2) Liberal self-identication among Democrats as a group has increased sharply since Donald Trump became president. It's long been a baseline assumption that, whether you're looking at public opinion or the profiles of candidates and elected officials, Texas Democrats tend to look more conservative than their northern counterparts. For most of the time series this is true, with the plurality choice among Texas Democrats oscilating between "liberal" and "moderate" for most of the period the data covers. But since October 2017, liberal identification has taken a commanding lead among the identification choice of Texas Democrats, reaching as high as 65 percent – 19 percentage points higher than the mean percentage (46 percent) between June 2008 and February 2017, right after Trump's inauguration. Whether this increase is durable and whether it reflects more liberal policy preferences rather being another manifestation of intense opposition to the president can't be readily determined at the moment. But it does illuminate why Democratic U.S. Senate candidate Beto O'Rourke's seeming embrace of a campaign agenda that makes him look far more like a national Democratic candidate than previous high profile contenders has been so warmly greeted by attentive Democrats. While critics (and, of course, the Cruz campaign and allied forces) have pondered whether O'Rourke has moved too far to the left for Texas, it may well be that O'Rourke is meeting his own market in an effort to maximize Democratic mobilization. The election will in part provide a crucial measure of which of these two positions was accurate. The obvious risk for the O'Rourke campaign is that both are correct, but the GOP advantage is too large to overcome this cycle, even if the candidate is ideologically in tune with a base that can't be turned out in sufficient numbers to overcome the existing GOP advantage in Texas.

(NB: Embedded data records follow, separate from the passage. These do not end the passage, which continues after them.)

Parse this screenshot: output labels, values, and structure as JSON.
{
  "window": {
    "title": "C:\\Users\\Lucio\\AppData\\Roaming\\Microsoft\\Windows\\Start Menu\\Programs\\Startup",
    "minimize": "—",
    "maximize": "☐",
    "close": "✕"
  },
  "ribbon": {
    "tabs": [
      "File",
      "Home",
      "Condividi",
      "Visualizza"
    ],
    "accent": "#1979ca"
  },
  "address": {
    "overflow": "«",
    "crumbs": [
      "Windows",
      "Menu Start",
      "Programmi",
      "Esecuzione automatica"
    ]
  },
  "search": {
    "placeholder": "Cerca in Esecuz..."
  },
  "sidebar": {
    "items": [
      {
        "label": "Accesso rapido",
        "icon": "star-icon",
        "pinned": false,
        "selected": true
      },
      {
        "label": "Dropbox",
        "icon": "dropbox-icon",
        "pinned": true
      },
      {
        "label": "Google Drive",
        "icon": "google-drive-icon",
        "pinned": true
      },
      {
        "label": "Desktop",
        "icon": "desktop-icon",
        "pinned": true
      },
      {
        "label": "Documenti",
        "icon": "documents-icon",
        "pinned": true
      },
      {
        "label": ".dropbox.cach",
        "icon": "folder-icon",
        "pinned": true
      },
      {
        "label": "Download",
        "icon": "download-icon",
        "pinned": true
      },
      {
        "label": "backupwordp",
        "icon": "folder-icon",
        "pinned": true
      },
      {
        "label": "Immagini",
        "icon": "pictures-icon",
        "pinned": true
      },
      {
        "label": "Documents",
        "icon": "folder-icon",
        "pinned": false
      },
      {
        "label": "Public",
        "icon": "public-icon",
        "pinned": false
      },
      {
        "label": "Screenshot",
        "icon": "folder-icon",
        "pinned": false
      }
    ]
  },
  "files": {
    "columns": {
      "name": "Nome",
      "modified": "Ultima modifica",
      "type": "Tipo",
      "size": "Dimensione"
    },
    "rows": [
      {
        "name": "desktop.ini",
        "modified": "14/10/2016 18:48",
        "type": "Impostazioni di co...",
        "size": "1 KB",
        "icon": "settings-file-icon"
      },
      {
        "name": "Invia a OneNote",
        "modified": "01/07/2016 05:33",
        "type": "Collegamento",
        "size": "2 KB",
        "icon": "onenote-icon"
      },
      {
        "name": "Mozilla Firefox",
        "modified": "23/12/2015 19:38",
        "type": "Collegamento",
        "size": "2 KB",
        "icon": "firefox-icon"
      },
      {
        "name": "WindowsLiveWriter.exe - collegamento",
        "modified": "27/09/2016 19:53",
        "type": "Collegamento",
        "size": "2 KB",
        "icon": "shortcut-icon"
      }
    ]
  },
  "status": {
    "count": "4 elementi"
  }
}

3) There have been hints of Democratic change in other survey items. From time to time, the UT/TT poll asks partisans about the ideological orientation of their party in state government. Republicans are asked whether their elected officials are too conservative, conservative enough, or not conservative enough, and Democrats are asked if theirs are too liberal, liberal enough, or not liberal enough. The origins of this item, ironically, come from the observation that ideological infighting among Republican elites may not emanate from the Republican electorate, and polling data illustrates this point. Overall, only 10 percent of Republicans say that Republican elected officials in Texas are too conservative, while 30 percent say that they are not conservative enough. The remaining 50 percent are happy with the Republican Party's ideological orientation. But it's also revealed that among Texas Democrats, a slim pluarlity (37 percent), say that their elected officials aren't liberal enough, with slightly less saying they're liberal enough, and only 10 percent saying they are too liberal.